NEW YORK — Intel Corp. raised its third-quarter revenue forecast above Wall Street’s expectations Friday, citing strong demand for its chips and giving another signal that business is improving for one of the world’s biggest technology companies.
Intel shares rose 4 percent.
The leading maker of computer microprocessors now expects sales of $8.8 billion to $9.2 billion. Its last guidance was for revenue in the range of $8.1 billion to $8.9 billion.
Analysts polled by Thomson Reuters were expecting $8.55 billion in revenue.
Santa Clara, Calif.-based Intel also said it expects the quarter’s gross profit margin to be in the upper half of the range it previously forecast.
Because it gets most of its revenue from selling chips that are the “brains” of personal computers, Intel is indicating that PC makers are loading up on new chips faster than even it expected.

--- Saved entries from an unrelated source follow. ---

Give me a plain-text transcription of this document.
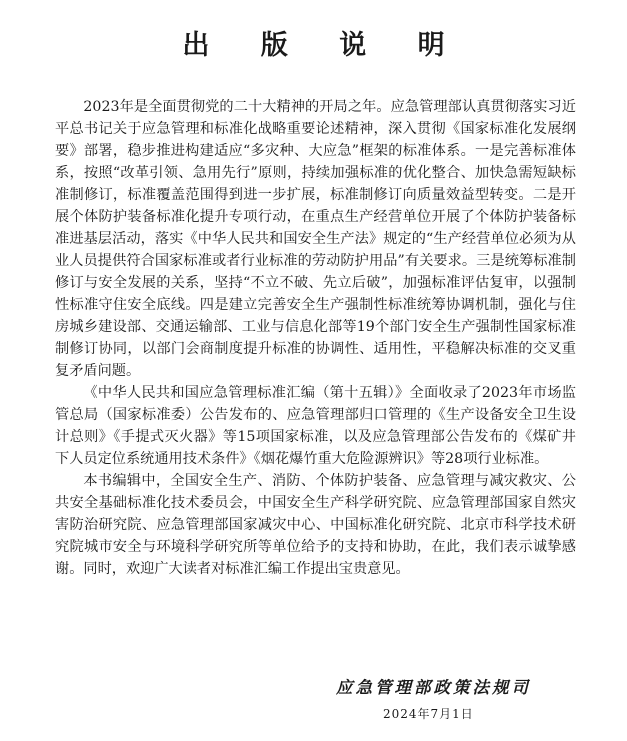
出 版 说 明

2023年是全面贯彻党的二十大精神的开局之年。应急管理部认真贯彻落实习近平总书记关于应急管理和标准化战略重要论述精神，深入贯彻《国家标准化发展纲要》部署，稳步推进构建适应“多灾种、大应急”框架的标准体系。一是完善标准体系，按照“改革引领、急用先行”原则，持续加强标准的优化整合、加快急需短缺标准制修订，标准覆盖范围得到进一步扩展，标准制修订向质量效益型转变。二是开展个体防护装备标准化提升专项行动，在重点生产经营单位开展了个体防护装备标准进基层活动，落实《中华人民共和国安全生产法》规定的“生产经营单位必须为从业人员提供符合国家标准或者行业标准的劳动防护用品”有关要求。三是统筹标准制修订与安全发展的关系，坚持“不立不破、先立后破”，加强标准评估复审，以强制性标准守住安全底线。四是建立完善安全生产强制性标准统筹协调机制，强化与住房城乡建设部、交通运输部、工业与信息化部等19个部门安全生产强制性国家标准制修订协同，以部门会商制度提升标准的协调性、适用性，平稳解决标准的交叉重复矛盾问题。

《中华人民共和国应急管理标准汇编（第十五辑）》全面收录了2023年市场监管总局（国家标准委）公告发布的、应急管理部归口管理的《生产设备安全卫生设计总则》《手提式灭火器》等15项国家标准，以及应急管理部公告发布的《煤矿井下人员定位系统通用技术条件》《烟花爆竹重大危险源辨识》等28项行业标准。

本书编辑中，全国安全生产、消防、个体防护装备、应急管理与减灾救灾、公共安全基础标准化技术委员会，中国安全生产科学研究院、应急管理部国家自然灾害防治研究院、应急管理部国家减灾中心、中国标准化研究院、北京市科学技术研究院城市安全与环境科学研究所等单位给予的支持和协助，在此，我们表示诚挚感谢。同时，欢迎广大读者对标准汇编工作提出宝贵意见。

应急管理部政策法规司
2024年7月1日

While that suggests PC makers believe demand for the computers they’re building will be strong, it doesn’t necessarily mean they’re selling briskly yet.
Intel is benefiting from the fact that PC makers had burned through their inventory, instead of buying new chips, as the financial crisis worsened. Now they have to restock for what they’re hoping will be healthy back-to-school and holiday seasons.
Demand for PCs is stabilizing or improving slightly from deeply depressed levels, as shown in the latest quarterly results from the world’s top two PC makers, Hew lett-Packard Co. and Dell Inc. But the industry is still ailing: It’s on track for its worst year in nearly a decade.